Namun, Perdana Menteri Israel Benjamin Netanyahu dalam beberapa kesempatan menolak seruan kepada Otoritas Palestina di bawah kepemimpinan Abbas untuk mengambil kendali negara Palestina dan memerintah Gaza.
Pekan lalu, anggota parlemen Israel mendukung penolakan Netanyahu terhadap pengakuan sepihak atas negara Palestina.
“Knesset bersatu dalam mayoritas menentang upaya untuk memaksakan pembentukan negara Palestina kepada kami, yang tidak hanya gagal membawa perdamaian tetapi juga membahayakan negara Israel,” kata Netanyahu.
Namun Kementerian Luar Negeri Palestina mengecam pemungutan suara tersebut dan menuduh Israel menyandera hak-hak warga Palestina akibat pendudukan wilayah Palestina.
“Kementerian menegaskan kembali bahwa keanggotaan penuh Negara Palestina di PBB dan pengakuannya oleh negara lain tidak memerlukan izin dari Netanyahu,” katanya dalam sebuah pernyataan.
Sejak penandatanganan Perjanjian Oslo pada awal tahun 1990an, hanya sedikit kemajuan yang dicapai dalam mencapai solusi dua negara.
Ketika Mahkamah Internasional mendengarkan pendapat dari sekitar 50 negara mengenai dampak hukum pendudukan Israel di Tepi Barat.
Menteri Keuangan sayap kanan Israel Bezalel Smotrich pada hari Kamis mengumumkan rencana untuk membangun lebih dari 3.300 rumah baru sebagai tanggapan atas penembakan yang menewaskan seorang warga sipil Israel.
Smotrich mengatakan keputusan tersebut akan memulai proses persetujuan untuk 300 rumah baru di pemukiman Kedar dan 2.350 di Maale Adumim, tempat serangan itu terjadi.
Menteri Luar Negeri AS Antony Blinken mengatakan dia kecewa mendengar pengumuman Israel tentang pemukiman baru tersebut.
“Sudah menjadi kebijakan lama AS di bawah pemerintahan Partai Republik dan Demokrat bahwa permukiman baru adalah kontra-produktif untuk mencapai perdamaian abadi,” katanya di Buenos Aires.
“Mereka juga tidak sejalan dengan hukum internasional. Pemerintahan kami tetap menentang perluasan permukiman dan menurut penilaian kami hal ini hanya melemahkan, bukan memperkuat, keamanan Israel.”
Kekerasan di Tepi Barat yang diduduki telah meningkat secara signifikan setelah serangan Hamas pada 7 Oktober di Israel selatan yang menewaskan 1.139 orang.

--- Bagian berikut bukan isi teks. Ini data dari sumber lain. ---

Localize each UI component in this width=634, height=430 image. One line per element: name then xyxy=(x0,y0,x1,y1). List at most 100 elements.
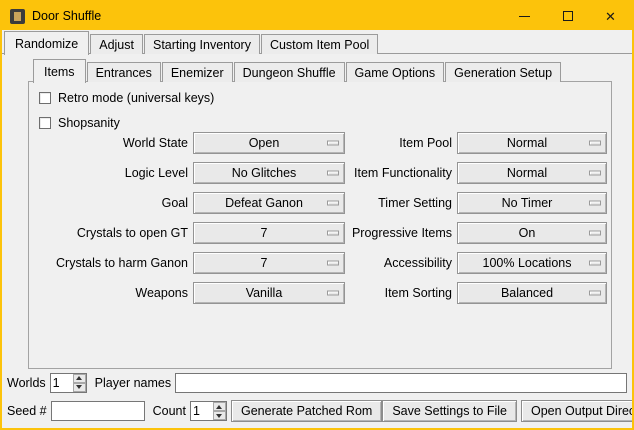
player-names-label: Player names xyxy=(95,376,171,390)
worlds-spinbox[interactable] xyxy=(50,373,87,393)
goal-label: Goal xyxy=(33,196,193,210)
dropdown-indicator-icon xyxy=(327,141,339,146)
open-output-directory-button[interactable]: Open Output Directory xyxy=(521,400,634,422)
goal-dropdown[interactable]: Defeat Ganon xyxy=(193,192,345,214)
accessibility-dropdown[interactable]: 100% Locations xyxy=(457,252,607,274)
retro-mode-label: Retro mode (universal keys) xyxy=(58,91,214,105)
shopsanity-checkbox[interactable] xyxy=(39,117,51,129)
item-functionality-label: Item Functionality xyxy=(349,166,457,180)
worlds-label: Worlds xyxy=(7,376,46,390)
retro-mode-checkbox[interactable] xyxy=(39,92,51,104)
tab-randomize[interactable]: Randomize xyxy=(4,31,89,55)
tab-entrances[interactable]: Entrances xyxy=(87,62,161,82)
worlds-spin-up-icon[interactable] xyxy=(73,374,86,383)
dropdown-indicator-icon xyxy=(589,291,601,296)
item-sorting-label: Item Sorting xyxy=(349,286,457,300)
fields-right-column: Item Pool Normal Item Functionality Norm… xyxy=(349,132,607,304)
dropdown-indicator-icon xyxy=(589,201,601,206)
weapons-label: Weapons xyxy=(33,286,193,300)
dropdown-indicator-icon xyxy=(327,291,339,296)
timer-setting-label: Timer Setting xyxy=(349,196,457,210)
minimize-button[interactable] xyxy=(503,2,546,30)
door-shuffle-window: Door Shuffle ✕ Randomize Adjust Starting… xyxy=(0,0,634,430)
world-state-row: World State Open xyxy=(33,132,345,154)
retro-mode-checkbox-row[interactable]: Retro mode (universal keys) xyxy=(39,90,214,106)
maximize-icon xyxy=(563,11,573,21)
generate-patched-rom-button[interactable]: Generate Patched Rom xyxy=(231,400,382,422)
dropdown-indicator-icon xyxy=(589,171,601,176)
crystals-harm-ganon-label: Crystals to harm Ganon xyxy=(33,256,193,270)
worlds-spin-down-icon[interactable] xyxy=(73,383,86,392)
weapons-row: Weapons Vanilla xyxy=(33,282,345,304)
count-spin-buttons xyxy=(213,402,226,420)
items-panel: Retro mode (universal keys) Shopsanity W… xyxy=(28,81,612,369)
goal-row: Goal Defeat Ganon xyxy=(33,192,345,214)
logic-level-row: Logic Level No Glitches xyxy=(33,162,345,184)
dropdown-indicator-icon xyxy=(327,261,339,266)
dropdown-indicator-icon xyxy=(327,231,339,236)
logic-level-dropdown[interactable]: No Glitches xyxy=(193,162,345,184)
tab-game-options[interactable]: Game Options xyxy=(346,62,445,82)
close-button[interactable]: ✕ xyxy=(589,2,632,30)
progressive-items-label: Progressive Items xyxy=(349,226,457,240)
shopsanity-label: Shopsanity xyxy=(58,116,120,130)
fields-left-column: World State Open Logic Level No Glitches… xyxy=(33,132,345,304)
tab-items[interactable]: Items xyxy=(33,59,86,83)
crystals-open-gt-row: Crystals to open GT 7 xyxy=(33,222,345,244)
tab-generation-setup[interactable]: Generation Setup xyxy=(445,62,561,82)
item-sorting-row: Item Sorting Balanced xyxy=(349,282,607,304)
count-spinbox[interactable] xyxy=(190,401,227,421)
item-functionality-dropdown[interactable]: Normal xyxy=(457,162,607,184)
main-tabbar: Randomize Adjust Starting Inventory Cust… xyxy=(4,32,379,54)
window-controls: ✕ xyxy=(503,2,632,30)
minimize-icon xyxy=(519,16,530,17)
world-state-dropdown[interactable]: Open xyxy=(193,132,345,154)
window-title: Door Shuffle xyxy=(32,9,101,23)
worlds-row: Worlds Player names xyxy=(7,372,627,393)
dropdown-indicator-icon xyxy=(589,231,601,236)
world-state-label: World State xyxy=(33,136,193,150)
item-pool-dropdown[interactable]: Normal xyxy=(457,132,607,154)
seed-label: Seed # xyxy=(7,404,47,418)
tab-dungeon-shuffle[interactable]: Dungeon Shuffle xyxy=(234,62,345,82)
count-spin-up-icon[interactable] xyxy=(213,402,226,411)
shopsanity-checkbox-row[interactable]: Shopsanity xyxy=(39,115,120,131)
tab-custom-item-pool[interactable]: Custom Item Pool xyxy=(261,34,378,54)
count-spin-down-icon[interactable] xyxy=(213,411,226,420)
crystals-harm-ganon-dropdown[interactable]: 7 xyxy=(193,252,345,274)
timer-setting-dropdown[interactable]: No Timer xyxy=(457,192,607,214)
seed-input[interactable] xyxy=(51,401,145,421)
worlds-spin-buttons xyxy=(73,374,86,392)
settings-tabbar: Items Entrances Enemizer Dungeon Shuffle… xyxy=(33,60,562,82)
count-input[interactable] xyxy=(191,402,213,420)
titlebar: Door Shuffle ✕ xyxy=(2,2,632,30)
crystals-open-gt-dropdown[interactable]: 7 xyxy=(193,222,345,244)
worlds-input[interactable] xyxy=(51,374,73,392)
accessibility-row: Accessibility 100% Locations xyxy=(349,252,607,274)
progressive-items-dropdown[interactable]: On xyxy=(457,222,607,244)
tab-enemizer[interactable]: Enemizer xyxy=(162,62,233,82)
dropdown-indicator-icon xyxy=(589,261,601,266)
crystals-open-gt-label: Crystals to open GT xyxy=(33,226,193,240)
progressive-items-row: Progressive Items On xyxy=(349,222,607,244)
tab-adjust[interactable]: Adjust xyxy=(90,34,143,54)
dropdown-indicator-icon xyxy=(327,201,339,206)
player-names-input[interactable] xyxy=(175,373,627,393)
count-label: Count xyxy=(153,404,186,418)
maximize-button[interactable] xyxy=(546,2,589,30)
item-sorting-dropdown[interactable]: Balanced xyxy=(457,282,607,304)
dropdown-indicator-icon xyxy=(589,141,601,146)
item-functionality-row: Item Functionality Normal xyxy=(349,162,607,184)
logic-level-label: Logic Level xyxy=(33,166,193,180)
item-pool-label: Item Pool xyxy=(349,136,457,150)
accessibility-label: Accessibility xyxy=(349,256,457,270)
tab-starting-inventory[interactable]: Starting Inventory xyxy=(144,34,260,54)
weapons-dropdown[interactable]: Vanilla xyxy=(193,282,345,304)
item-pool-row: Item Pool Normal xyxy=(349,132,607,154)
save-settings-button[interactable]: Save Settings to File xyxy=(382,400,517,422)
app-icon xyxy=(10,9,25,24)
seed-row: Seed # Count Generate Patched Rom Save S… xyxy=(7,400,627,422)
close-icon: ✕ xyxy=(605,10,616,23)
crystals-harm-ganon-row: Crystals to harm Ganon 7 xyxy=(33,252,345,274)
timer-setting-row: Timer Setting No Timer xyxy=(349,192,607,214)
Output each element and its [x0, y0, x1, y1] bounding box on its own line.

Pemboman balasan Israel di Gaza telah menewaskan lebih dari 29.000 warga sipil Palestina, menurut Kementerian Kesehatan Jalur Gaza.
90 warga Palestina telah dibunuh oleh Israel dalam 24 jam terakhir, dan 164 lainnya terluka, dan menjadikan jumlah korban tewas dalam perang Israel di Gaza menjadi 29.782 orang tewas, dan 70.043 orang lainnya luka-luka.
Pejabat kesehatan Palestina juga mengatakan setidaknya 401 orang tewas akibat tembakan Israel di Tepi Barat yang diduduki pada periode yang sama.
Pemerintah Otoritas Palestina menguasai sebagian wilayah Tepi Barat yang diduduki, sementara Hamas telah berkuasa di Jalur Gaza selama 17 tahun setelah mengusir pasukan keamanan loyalis Otoritas Palestina dari wilayah tersebut.
Negara-negara Barat dan beberapa negara Arab telah menyatakan dengan jelas bahwa mereka ingin melihat revitalisasi Otoritas Palestina yang dipimpin oleh Presiden Abbas sejak tahun 2005.
Mereka mengambil alih kekuasaan di Gaza setelah konflik Gaza selesai, dan menyatukan pemerintahannya dengan Tepi Barat.